I can see a lot of people shrugging Neon Alley off because they’re used to the “on-demand” nature of other programs and the internet, but it had the opposite effect on me. For one, I have a huge problem when going to select something to watch on apps like Netflix. I usually spend more time trying to find something to watch than actually viewing a show! Neon Alley takes care of that by broadcasting a set schedule—and you never have to worry about quality control, because everything they air is pretty highly regarded.
Just being able to tune in like a normal TV channel is such a cool feeling, and though you may miss being able to select your show of choice, a whole new realm of benefits are awaiting you. For one, you might get introduced to a great new show or movie you otherwise wouldn’t have bothered watching. Another benefit is how the programming can be structured: a marathon of Death Note or Inuyasha out of the blue could be a lot of fun just sitting back and enjoying.
Of course, if you’ve seen most of the catalog on offer, you might feel a little bit apprehensive of subscribing, understandably. Thankfully, new shows will continue to be added, and content that Viz finds appropriate for their demographic is always being considered. On the flip side, if you ever miss out on an episode of the show you’re currently hooked on, there’s a good chance they’ll re-air it on another block in the schedule, since it goes all day and night.
One thing you might not be expecting? Commercials. However, they’re not as bad as you think—they often show off what’s airing next, a schedule of premieres, or movies and such that are airing soon. There is some actual advertising, though, so be warned, though I wouldn’t ever call it intrusive, as it kind of fits the flow of the channel and always targets anime fans.
Another thing that may be annoying is the difference in broadcasting quality. Sometimes shows would be in HD, but others would be standard definition.

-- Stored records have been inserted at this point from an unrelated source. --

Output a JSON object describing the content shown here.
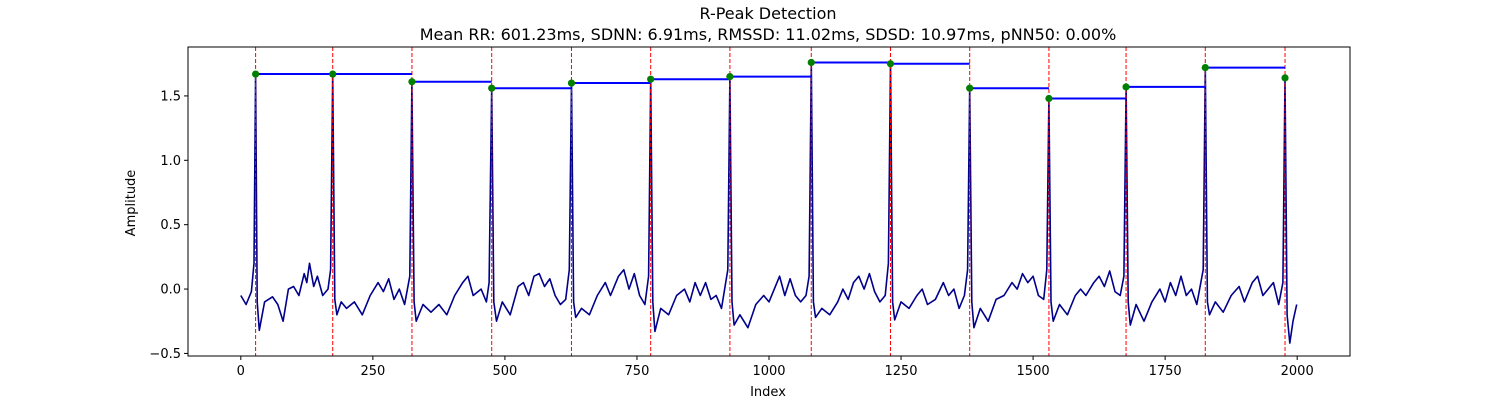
{
  "chart_data": {
    "type": "line",
    "title": "R-Peak Detection",
    "subtitle": "Mean RR: 601.23ms, SDNN: 6.91ms, RMSSD: 11.02ms, SDSD: 10.97ms, pNN50: 0.00%",
    "xlabel": "Index",
    "ylabel": "Amplitude",
    "xlim": [
      -100,
      2100
    ],
    "ylim": [
      -0.52,
      1.88
    ],
    "xticks": [
      0,
      250,
      500,
      750,
      1000,
      1250,
      1500,
      1750,
      2000
    ],
    "xtick_labels": [
      "0",
      "250",
      "500",
      "750",
      "1000",
      "1250",
      "1500",
      "1750",
      "2000"
    ],
    "yticks": [
      -0.5,
      0.0,
      0.5,
      1.0,
      1.5
    ],
    "ytick_labels": [
      "−0.5",
      "0.0",
      "0.5",
      "1.0",
      "1.5"
    ],
    "grid": false,
    "colors": {
      "signal": "#00008b",
      "peak_line": "#ff0000",
      "peak_marker": "#008000",
      "rr_segment": "#0000ff"
    },
    "series": [
      {
        "values_note_free": true,
        "x_range": [
          0,
          1999
        ],
        "baseline_level": -0.05,
        "points": [
          [
            0,
            -0.05
          ],
          [
            10,
            -0.12
          ],
          [
            20,
            -0.02
          ],
          [
            25,
            0.2
          ],
          [
            28,
            1.66
          ],
          [
            31,
            -0.1
          ],
          [
            35,
            -0.32
          ],
          [
            45,
            -0.1
          ],
          [
            60,
            -0.06
          ],
          [
            70,
            -0.12
          ],
          [
            80,
            -0.25
          ],
          [
            90,
            0.0
          ],
          [
            100,
            0.02
          ],
          [
            110,
            -0.05
          ],
          [
            120,
            0.12
          ],
          [
            125,
            0.05
          ],
          [
            130,
            0.2
          ],
          [
            138,
            0.02
          ],
          [
            145,
            0.1
          ],
          [
            155,
            -0.05
          ],
          [
            165,
            0.0
          ],
          [
            170,
            0.15
          ],
          [
            174,
            1.67
          ],
          [
            178,
            -0.08
          ],
          [
            182,
            -0.2
          ],
          [
            190,
            -0.1
          ],
          [
            200,
            -0.15
          ],
          [
            215,
            -0.1
          ],
          [
            230,
            -0.2
          ],
          [
            245,
            -0.05
          ],
          [
            260,
            0.05
          ],
          [
            270,
            -0.02
          ],
          [
            280,
            0.08
          ],
          [
            290,
            -0.08
          ],
          [
            300,
            0.0
          ],
          [
            310,
            -0.12
          ],
          [
            320,
            0.1
          ],
          [
            324,
            1.6
          ],
          [
            328,
            -0.1
          ],
          [
            332,
            -0.25
          ],
          [
            345,
            -0.12
          ],
          [
            360,
            -0.18
          ],
          [
            375,
            -0.12
          ],
          [
            390,
            -0.2
          ],
          [
            405,
            -0.05
          ],
          [
            420,
            0.05
          ],
          [
            430,
            0.1
          ],
          [
            440,
            -0.05
          ],
          [
            455,
            0.0
          ],
          [
            465,
            -0.1
          ],
          [
            470,
            0.05
          ],
          [
            475,
            1.56
          ],
          [
            479,
            -0.1
          ],
          [
            484,
            -0.25
          ],
          [
            495,
            -0.1
          ],
          [
            510,
            -0.2
          ],
          [
            525,
            0.02
          ],
          [
            535,
            0.05
          ],
          [
            545,
            -0.05
          ],
          [
            555,
            0.1
          ],
          [
            565,
            0.12
          ],
          [
            575,
            0.02
          ],
          [
            585,
            0.08
          ],
          [
            595,
            -0.05
          ],
          [
            605,
            -0.12
          ],
          [
            615,
            -0.08
          ],
          [
            622,
            0.15
          ],
          [
            626,
            1.6
          ],
          [
            630,
            -0.1
          ],
          [
            634,
            -0.22
          ],
          [
            645,
            -0.15
          ],
          [
            660,
            -0.2
          ],
          [
            675,
            -0.05
          ],
          [
            690,
            0.05
          ],
          [
            700,
            -0.05
          ],
          [
            715,
            0.1
          ],
          [
            725,
            0.15
          ],
          [
            735,
            0.0
          ],
          [
            745,
            0.12
          ],
          [
            755,
            -0.05
          ],
          [
            765,
            -0.12
          ],
          [
            772,
            0.1
          ],
          [
            776,
            1.63
          ],
          [
            780,
            -0.1
          ],
          [
            784,
            -0.33
          ],
          [
            795,
            -0.15
          ],
          [
            810,
            -0.2
          ],
          [
            825,
            -0.05
          ],
          [
            840,
            0.0
          ],
          [
            850,
            -0.1
          ],
          [
            860,
            0.05
          ],
          [
            870,
            -0.05
          ],
          [
            880,
            0.05
          ],
          [
            890,
            -0.08
          ],
          [
            900,
            -0.05
          ],
          [
            910,
            -0.15
          ],
          [
            922,
            0.15
          ],
          [
            926,
            1.65
          ],
          [
            930,
            -0.1
          ],
          [
            934,
            -0.28
          ],
          [
            945,
            -0.2
          ],
          [
            960,
            -0.3
          ],
          [
            975,
            -0.12
          ],
          [
            990,
            -0.05
          ],
          [
            1000,
            -0.1
          ],
          [
            1010,
            0.0
          ],
          [
            1020,
            0.1
          ],
          [
            1030,
            -0.05
          ],
          [
            1040,
            0.08
          ],
          [
            1050,
            -0.05
          ],
          [
            1060,
            -0.1
          ],
          [
            1070,
            -0.05
          ],
          [
            1076,
            0.1
          ],
          [
            1080,
            1.76
          ],
          [
            1084,
            -0.1
          ],
          [
            1088,
            -0.22
          ],
          [
            1100,
            -0.15
          ],
          [
            1115,
            -0.2
          ],
          [
            1130,
            -0.1
          ],
          [
            1140,
            0.0
          ],
          [
            1150,
            -0.08
          ],
          [
            1160,
            0.05
          ],
          [
            1170,
            0.1
          ],
          [
            1180,
            0.0
          ],
          [
            1190,
            0.12
          ],
          [
            1200,
            -0.02
          ],
          [
            1210,
            -0.1
          ],
          [
            1220,
            -0.05
          ],
          [
            1226,
            0.2
          ],
          [
            1230,
            1.75
          ],
          [
            1234,
            -0.1
          ],
          [
            1238,
            -0.24
          ],
          [
            1250,
            -0.1
          ],
          [
            1265,
            -0.15
          ],
          [
            1280,
            -0.05
          ],
          [
            1290,
            0.0
          ],
          [
            1300,
            -0.12
          ],
          [
            1315,
            -0.08
          ],
          [
            1330,
            0.05
          ],
          [
            1340,
            -0.05
          ],
          [
            1350,
            0.0
          ],
          [
            1360,
            -0.15
          ],
          [
            1370,
            -0.05
          ],
          [
            1376,
            0.15
          ],
          [
            1380,
            1.56
          ],
          [
            1384,
            -0.1
          ],
          [
            1388,
            -0.3
          ],
          [
            1400,
            -0.15
          ],
          [
            1415,
            -0.25
          ],
          [
            1430,
            -0.08
          ],
          [
            1445,
            -0.05
          ],
          [
            1460,
            0.05
          ],
          [
            1470,
            0.0
          ],
          [
            1480,
            0.12
          ],
          [
            1490,
            0.05
          ],
          [
            1500,
            0.1
          ],
          [
            1510,
            -0.05
          ],
          [
            1520,
            -0.08
          ],
          [
            1526,
            0.15
          ],
          [
            1530,
            1.48
          ],
          [
            1534,
            -0.1
          ],
          [
            1538,
            -0.25
          ],
          [
            1550,
            -0.12
          ],
          [
            1565,
            -0.2
          ],
          [
            1580,
            -0.05
          ],
          [
            1590,
            0.0
          ],
          [
            1600,
            -0.05
          ],
          [
            1615,
            0.05
          ],
          [
            1625,
            0.1
          ],
          [
            1635,
            0.02
          ],
          [
            1645,
            0.14
          ],
          [
            1655,
            -0.02
          ],
          [
            1665,
            -0.05
          ],
          [
            1672,
            0.1
          ],
          [
            1676,
            1.57
          ],
          [
            1680,
            -0.1
          ],
          [
            1684,
            -0.28
          ],
          [
            1695,
            -0.12
          ],
          [
            1710,
            -0.25
          ],
          [
            1725,
            -0.1
          ],
          [
            1740,
            0.0
          ],
          [
            1750,
            -0.1
          ],
          [
            1760,
            0.05
          ],
          [
            1770,
            -0.05
          ],
          [
            1780,
            0.1
          ],
          [
            1790,
            -0.05
          ],
          [
            1800,
            0.0
          ],
          [
            1810,
            -0.12
          ],
          [
            1822,
            0.15
          ],
          [
            1826,
            1.72
          ],
          [
            1830,
            -0.1
          ],
          [
            1834,
            -0.2
          ],
          [
            1845,
            -0.1
          ],
          [
            1860,
            -0.18
          ],
          [
            1875,
            -0.05
          ],
          [
            1890,
            0.02
          ],
          [
            1900,
            -0.1
          ],
          [
            1915,
            0.05
          ],
          [
            1925,
            0.1
          ],
          [
            1935,
            -0.05
          ],
          [
            1945,
            0.0
          ],
          [
            1955,
            0.05
          ],
          [
            1965,
            -0.12
          ],
          [
            1973,
            0.05
          ],
          [
            1977,
            1.64
          ],
          [
            1981,
            -0.2
          ],
          [
            1986,
            -0.42
          ],
          [
            1992,
            -0.25
          ],
          [
            1999,
            -0.12
          ]
        ]
      }
    ],
    "peaks": {
      "x": [
        28,
        174,
        324,
        475,
        626,
        776,
        926,
        1080,
        1230,
        1380,
        1530,
        1676,
        1826,
        1977
      ],
      "y": [
        1.67,
        1.67,
        1.61,
        1.56,
        1.6,
        1.63,
        1.65,
        1.76,
        1.75,
        1.56,
        1.48,
        1.57,
        1.72,
        1.64
      ]
    }
  }
}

It’s kind of negligible in my opinion, since animation always looks sharp enough for me, but some could be upset by this.
Being run by Viz Media, you’d assume that only content from their library will be available, but this isn’t the case—the company will be airing other distributor’s material and is actively signing more shows and programming, as we found out in an exclusive interview earlier this month. This aids the feeling of the channel, with new stuff constantly cycling through, and is good news in case you ever finally see all the stuff they currently offer.
The app itself is fairly bareboned. It basically is just a one-off stream, with the only possible action being able to check the schedule by hitting square. If you think about it, though, what else does it need to do? It loads nearly instantly, and shows are constantly running for you to enjoy. I’ve heard rumors of the broadcast stuttering or freezing, but that hasn’t happened for me, even on a super-slow internet connection. If you don’t feel like checking the app for the schedule, you can always hit Neon Alley’s website instead.
If you’re not in the good old United States or don’t have a PS3, you’ll be waiting to hear if you can use this app, but it shouldn’t be penalized for these things. If you’re a fan of anime I don’t see why you shouldn’t give this application a try. Neon Alley might have a few potential flaws as I noted above, but I also pointed out a lot of good—and it’s got plenty of room to grow.
Neon Alley is charming enough on its own, trying something different and acting as a compliment to other, similar apps, rather than a competitor. I would love to see it work on my PC (or my Vita for some stealthy night-time anime), but it works great like it is on the PS3. Why not take advantage of that free week trial? You might like what you find!